The goal is to clean up brain cells by getting rid of damaging proteins
By Caitlin Finlay
Alzheimer’s disease is a chronic neurodegenerative disease that leads to the deterioration of memory, critical thinking, and speech. There’s no cure—not yet, anyway—but there are treatments to help manage the symptoms. Now researchers from the Albert Einstein College of Medicine in New York have developed an experimental drug that successfully reverses key symptoms of Alzheimer’s in mice.

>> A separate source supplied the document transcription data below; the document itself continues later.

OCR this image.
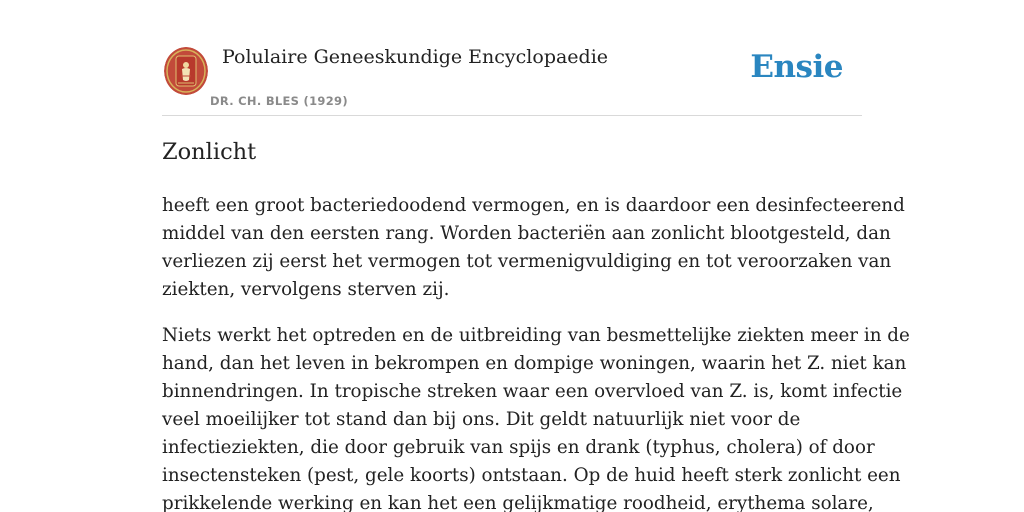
Polulaire Geneeskundige Encyclopaedie
DR. CH. BLES (1929)
Ensie
Zonlicht

heeft een groot bacteriedoodend vermogen, en is daardoor een desinfecteerend
middel van den eersten rang. Worden bacteriën aan zonlicht blootgesteld, dan
verliezen zij eerst het vermogen tot vermenigvuldiging en tot veroorzaken van
ziekten, vervolgens sterven zij.

Niets werkt het optreden en de uitbreiding van besmettelijke ziekten meer in de
hand, dan het leven in bekrompen en dompige woningen, waarin het Z. niet kan
binnendringen. In tropische streken waar een overvloed van Z. is, komt infectie
veel moeilijker tot stand dan bij ons. Dit geldt natuurlijk niet voor de
infectieziekten, die door gebruik van spijs en drank (typhus, cholera) of door
insectensteken (pest, gele koorts) ontstaan. Op de huid heeft sterk zonlicht een
prikkelende werking en kan het een gelijkmatige roodheid, erythema solare,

The study, published in April in the journal Cell, found that mice treated with the experimental drug—called CA—for four to six months showed improved memory and walking ability, better engagement, less anxiety, and less depression. CA works by activating a normal cell-cleaning process, found in both humans and mice, called chaperone-mediated autophagy (CMA)—proteins called chaperones remove damaged or defective cells or proteins from neutrons by digesting them. In Alzheimer’s disease, CMA is inhibited and can’t efficiently remove the defective tau proteins that accumulate and damage brain cells. With the experimental drug triggering the CMA process in mice, more of these defective tau proteins were removed and key symptoms were reversed.
While the research is promising, it’s important to remember that not all research that’s successful in mice translates to success in humans. More research is necessary to make sure that CA can be provided to human patients safely and that it will function as expected to improve the symptoms of Alzheimer’s disease.
The Albert Einstein College of Medicine researchers have collaborated with Life Biosciences, a Boston company researching the biology of aging, to found Selphagy Therapeutics. Together they’ll develop CA, as well as other experimental drugs, in the hopes of developing a treatment for Alzheimer’s and other neurodegenerative diseases.